This is kind of a depressing post, so if you don’t want to hear it, don’t read on. But feel free to check out some other posts of mine…they generally aren’t too depressing.
Yesterday, I took my two dogs out for a walk in the woods. As many of you know, one of the dogs (Sunny) is the mother of the other one (Houdini). I’m very attached to my dogs, particularly Houdini. They are both very good dogs, so much so that I can walk them off leash with hardly any problems. So when I go to the woods with them I let them off the leash to run to their heart’s content.
Usually Houdini doesn’t go out of my sight. She’ll run ahead, but she always turns around to look for me. Not yesterday. And when I whistled to her, she didn’t come rushing to my side like usual. I started walking back towards where I’d last seen her. She wasn’t there. I started calling her, not panicked yet. No response. I was in the middle of the woods and couldn’t decide whether to look to the left or to the right. The view was more open to the left and I didn’t see her there, so I went a little way to the right. I thought she should’ve been able to hear me calling her even if she was at the end of the trail. Still no response. I started to feel panic and my voice started to rise in pitch.
Sunny was following me the whole time and I thought it was so weird that she didn’t seem to know that I was looking for Houdini. She was unphased. Maybe it was ridiculous of me to believe that she would understand what I needed at that moment, but panic makes you think differently.
You would think by my description of this event, that a long time had passed, but probably it was only 5-10 minutes that passed. It felt like an eternity as I thought about if I were to never see my sweet, little puppy again. All I could envision was that she had either wandered into the path of that fox that has been haunting the neighborhood, or that she had wandered into the road and been snatched up by some dog kidnapper. Looking back, I know that neither of those things would be very likely to happen, but like I said, panic makes you think differently. By the time she came back in sight, I was bawling like it was the end of the world. Even after she made her appearance, I could not calm down for quite a while.

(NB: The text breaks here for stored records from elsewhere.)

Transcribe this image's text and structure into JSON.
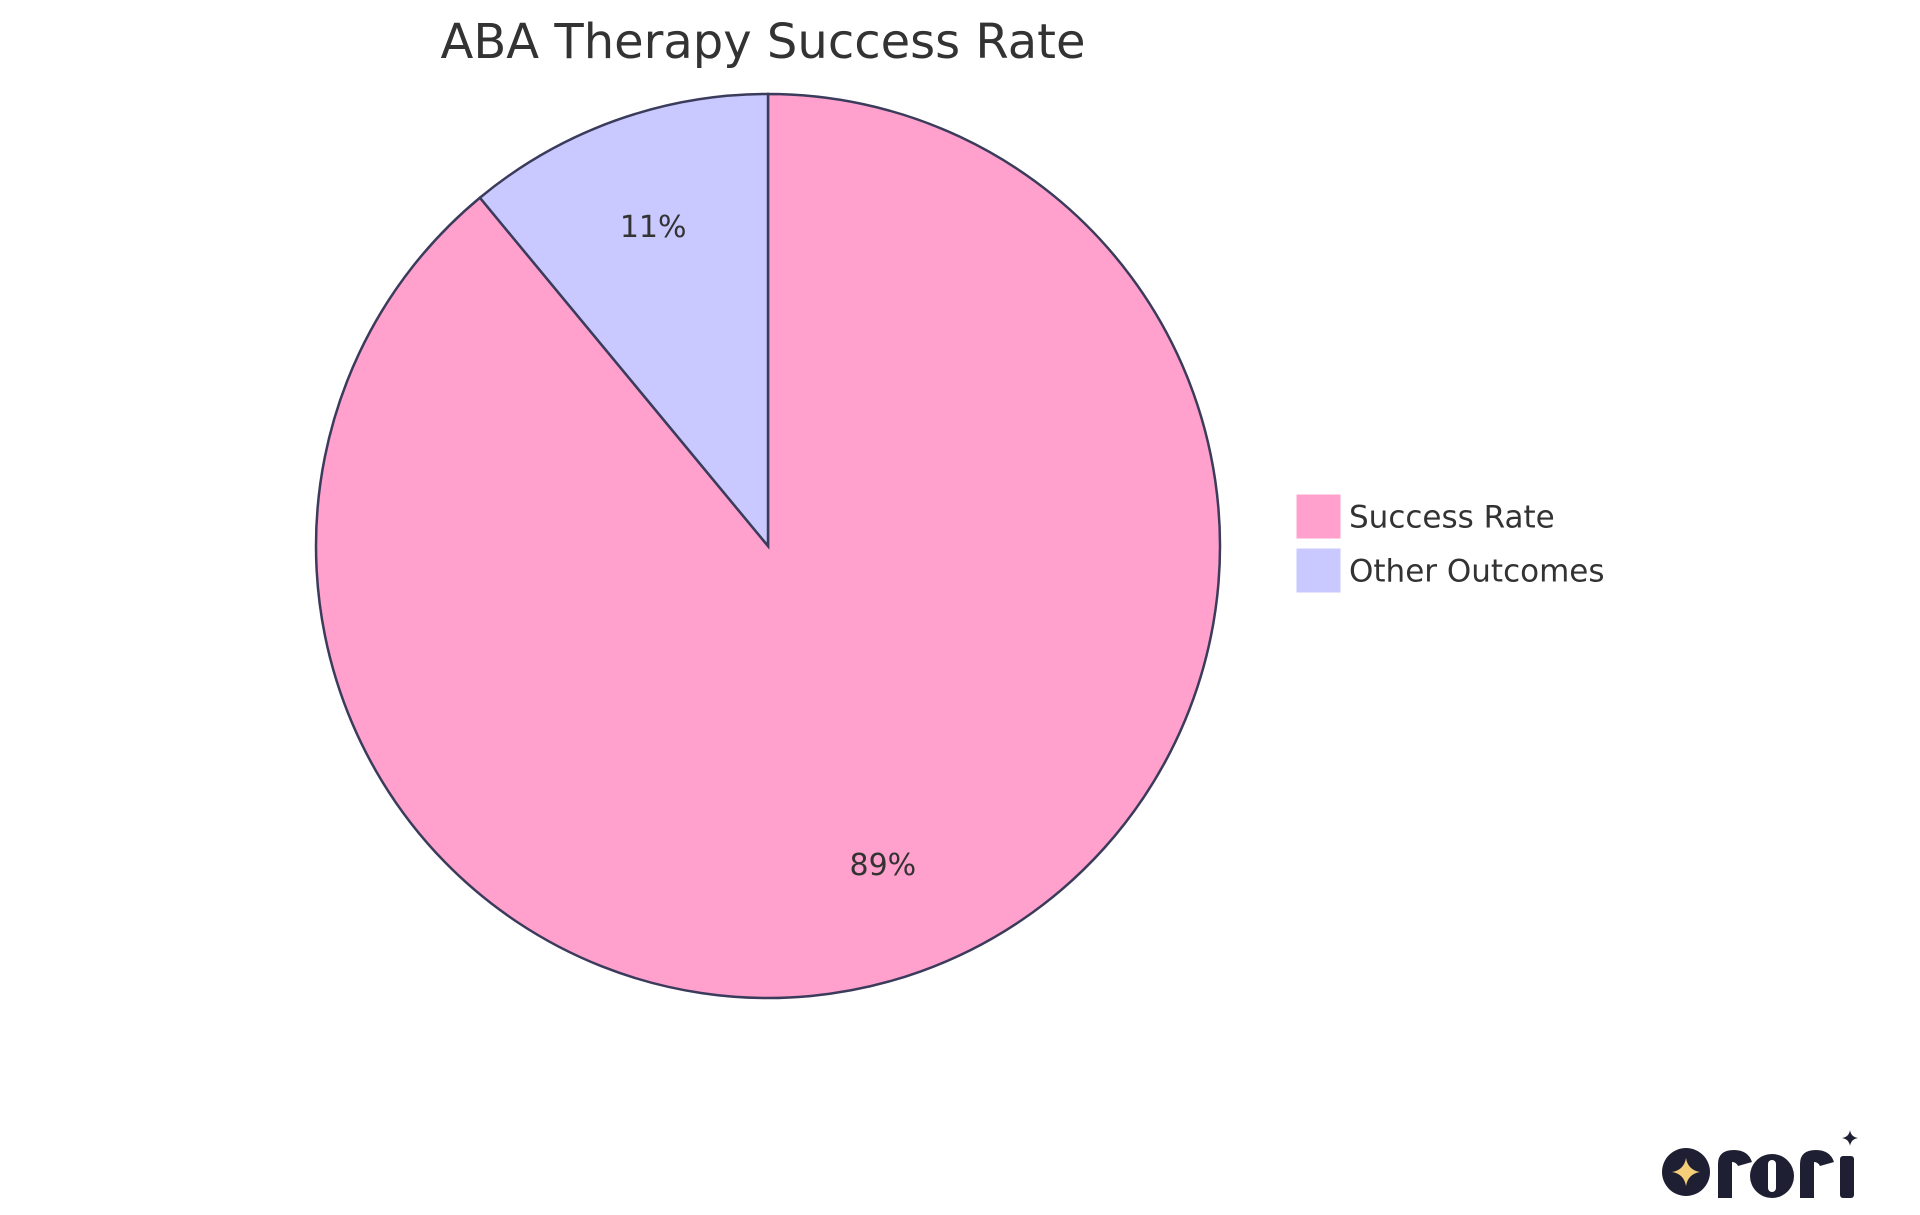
{
  "chart_data": {
    "type": "pie",
    "title": "ABA Therapy Success Rate",
    "categories": [
      "Success Rate",
      "Other Outcomes"
    ],
    "values": [
      89,
      11
    ],
    "slice_labels": [
      "89%",
      "11%"
    ],
    "colors": [
      "#FFA1CC",
      "#C9C9FF"
    ],
    "stroke_color": "#3B3B5C",
    "legend_position": "right",
    "start_angle": "12 o'clock",
    "direction": "clockwise"
  },
  "logo": {
    "text": "rori",
    "accent_color": "#F5CE7A",
    "ink_color": "#1F1F33"
  }
}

I know there are plenty of people out there that can’t relate to the way that pet owners feel about their pets. It’s possible that I was amongst that group before this puppy came along. I’m not sure why that is, but I have my theories.
For one thing, I raised that puppy right from birth…obviously not by myself…but I felt responsible for her. It’s kind of like the difference between babysitting and having your own child. Responsibility to another being binds you to them, don’t you think? The more responsibility you have for them, the stronger the bond you feel for them.
The other reason why I think I am so attached to that puppy is that she has come into my life at a point of transition for me. She is helping me through the transition of my kids becoming independent and (eventually) leaving home. I feel a little guilty putting that burden on her. I didn’t know I was doing that until it was too late. I remember coming to that realization when I was reading the end of a teen parenting book. The author was talking about the transitions that his dogs had helped his family through. He knew.
I don’t know how people cope with their kids leaving home. I’ve been trying really hard to accept it and not burden my kids with the fact that it’s breaking my heart just to think of the impending separation. That’s not fair to them. It’s natural and healthy for them to grow up and leave home and it wouldn’t be right for me to make them feel bad about it. (Luckily, they don’t read my blog enough to run across this post).
So, that’s my little sob story. It kind of sucks that getting it off my chest didn’t even help. But, now it’s out there and I’m sure plenty of you can relate. Thanks for letting me cry on your shoulder.